You could appeal to the bible. It does condemn incest in several places. But then your argument would be:

1. The bible is always right in its moral judgements 2. The bible condemns incest 3. Therefore, incest is morally wrong

But the bible is a terrible moral guide. If you get your moral compass from the bible then you have to condemn all sorts of things as well, like homosexuality, having a bank account that charges interest, eating shell-fish and wearing mixed linen and wool clothing (yep, all in the good book). You would also have to advocate slavery and the death penalty. I’m not too worried about a bible counter argument.
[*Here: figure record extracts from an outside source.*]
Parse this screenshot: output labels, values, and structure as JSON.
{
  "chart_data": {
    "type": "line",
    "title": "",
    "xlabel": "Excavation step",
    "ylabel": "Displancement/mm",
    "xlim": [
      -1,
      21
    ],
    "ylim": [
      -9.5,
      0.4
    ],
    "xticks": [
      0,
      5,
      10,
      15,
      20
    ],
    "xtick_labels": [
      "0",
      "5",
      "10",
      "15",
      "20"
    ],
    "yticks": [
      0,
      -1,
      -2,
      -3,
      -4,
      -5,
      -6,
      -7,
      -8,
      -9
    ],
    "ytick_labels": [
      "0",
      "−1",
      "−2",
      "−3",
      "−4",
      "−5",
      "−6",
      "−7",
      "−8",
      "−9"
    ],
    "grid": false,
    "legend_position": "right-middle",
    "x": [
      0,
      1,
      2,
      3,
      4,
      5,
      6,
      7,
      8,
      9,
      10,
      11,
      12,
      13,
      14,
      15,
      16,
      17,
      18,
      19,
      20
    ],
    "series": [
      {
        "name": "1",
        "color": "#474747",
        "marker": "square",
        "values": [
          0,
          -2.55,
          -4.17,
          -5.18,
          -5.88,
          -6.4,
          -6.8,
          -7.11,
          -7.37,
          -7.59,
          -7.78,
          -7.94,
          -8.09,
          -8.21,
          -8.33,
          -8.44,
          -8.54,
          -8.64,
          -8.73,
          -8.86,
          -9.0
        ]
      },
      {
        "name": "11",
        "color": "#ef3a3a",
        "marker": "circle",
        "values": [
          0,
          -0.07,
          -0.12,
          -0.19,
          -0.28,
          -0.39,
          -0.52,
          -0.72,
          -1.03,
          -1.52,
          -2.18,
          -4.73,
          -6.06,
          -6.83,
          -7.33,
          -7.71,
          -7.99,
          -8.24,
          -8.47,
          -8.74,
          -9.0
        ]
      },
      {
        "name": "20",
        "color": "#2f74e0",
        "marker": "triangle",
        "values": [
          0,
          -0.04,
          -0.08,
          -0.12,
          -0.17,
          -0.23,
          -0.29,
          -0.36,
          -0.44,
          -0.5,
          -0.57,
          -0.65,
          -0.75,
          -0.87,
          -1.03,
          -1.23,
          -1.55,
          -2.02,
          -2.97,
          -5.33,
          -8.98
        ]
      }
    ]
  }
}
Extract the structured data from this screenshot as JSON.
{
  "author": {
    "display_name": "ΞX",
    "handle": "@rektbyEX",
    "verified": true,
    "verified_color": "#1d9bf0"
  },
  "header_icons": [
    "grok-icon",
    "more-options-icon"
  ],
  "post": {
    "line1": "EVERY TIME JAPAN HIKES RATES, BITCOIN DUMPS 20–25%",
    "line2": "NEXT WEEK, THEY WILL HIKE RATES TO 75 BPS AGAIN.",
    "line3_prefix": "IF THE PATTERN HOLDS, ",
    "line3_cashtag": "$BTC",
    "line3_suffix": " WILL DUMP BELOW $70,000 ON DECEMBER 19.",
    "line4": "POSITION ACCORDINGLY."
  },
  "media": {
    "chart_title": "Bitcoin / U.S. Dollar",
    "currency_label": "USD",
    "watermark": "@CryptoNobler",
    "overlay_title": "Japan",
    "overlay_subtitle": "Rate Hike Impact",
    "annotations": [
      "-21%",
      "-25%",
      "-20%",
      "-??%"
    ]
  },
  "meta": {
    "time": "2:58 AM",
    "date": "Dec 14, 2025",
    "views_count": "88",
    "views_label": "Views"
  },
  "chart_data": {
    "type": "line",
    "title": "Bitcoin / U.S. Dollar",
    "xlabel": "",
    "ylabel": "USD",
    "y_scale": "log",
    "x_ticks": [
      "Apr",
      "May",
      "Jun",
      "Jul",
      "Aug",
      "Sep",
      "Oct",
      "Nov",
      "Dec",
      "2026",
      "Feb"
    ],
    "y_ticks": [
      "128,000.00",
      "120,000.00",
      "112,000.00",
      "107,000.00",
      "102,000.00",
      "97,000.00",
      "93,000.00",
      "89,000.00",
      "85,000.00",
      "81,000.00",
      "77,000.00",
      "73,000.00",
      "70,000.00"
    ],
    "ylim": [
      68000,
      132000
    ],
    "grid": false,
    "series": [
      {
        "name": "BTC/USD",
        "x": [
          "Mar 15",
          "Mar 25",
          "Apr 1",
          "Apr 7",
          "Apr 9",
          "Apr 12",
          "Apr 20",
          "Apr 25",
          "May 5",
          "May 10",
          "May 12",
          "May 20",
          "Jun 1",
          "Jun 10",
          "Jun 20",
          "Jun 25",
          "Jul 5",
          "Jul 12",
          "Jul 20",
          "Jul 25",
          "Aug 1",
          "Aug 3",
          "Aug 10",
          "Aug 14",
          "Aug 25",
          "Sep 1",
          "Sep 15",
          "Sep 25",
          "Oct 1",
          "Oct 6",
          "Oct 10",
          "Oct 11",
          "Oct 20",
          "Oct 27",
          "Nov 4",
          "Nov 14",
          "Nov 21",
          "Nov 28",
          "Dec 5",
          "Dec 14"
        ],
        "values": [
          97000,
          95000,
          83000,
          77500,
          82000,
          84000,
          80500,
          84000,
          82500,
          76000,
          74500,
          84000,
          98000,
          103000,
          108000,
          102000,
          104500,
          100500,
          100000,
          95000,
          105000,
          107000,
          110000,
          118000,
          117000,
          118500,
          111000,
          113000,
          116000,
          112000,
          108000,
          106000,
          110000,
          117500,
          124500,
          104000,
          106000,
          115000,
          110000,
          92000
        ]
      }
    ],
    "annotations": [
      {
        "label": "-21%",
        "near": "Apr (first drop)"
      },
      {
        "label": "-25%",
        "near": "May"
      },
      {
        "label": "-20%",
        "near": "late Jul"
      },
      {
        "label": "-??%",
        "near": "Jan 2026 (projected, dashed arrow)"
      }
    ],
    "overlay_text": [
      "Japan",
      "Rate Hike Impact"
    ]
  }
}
It seems that people are mistaking their repulsion for morality. That’s why ethicists call this area the ‘Yuk Factor’. Stuff that we are disgusted by, and so call wrong, but can’t rationally demonstrate exactly why we find it wrong. Could it be that it is simply as social norm that we have had indoctrinated into us, and we find it repulsive because it goes against this norm? This, I would argue, is the sort of repulsion that Nick Griffin sees when he watches two gay men kiss. We berate Griffin because there is no logical, moral or ethical reason to be repulsed by homosexuality.

Although, we can understand that, having only recently grown up and realised this, it may take a generation or two for homosexuality to become a completely socially accepted practice, with nobody being ‘grossed out’ by it. Could the same, in the future, be true of incest?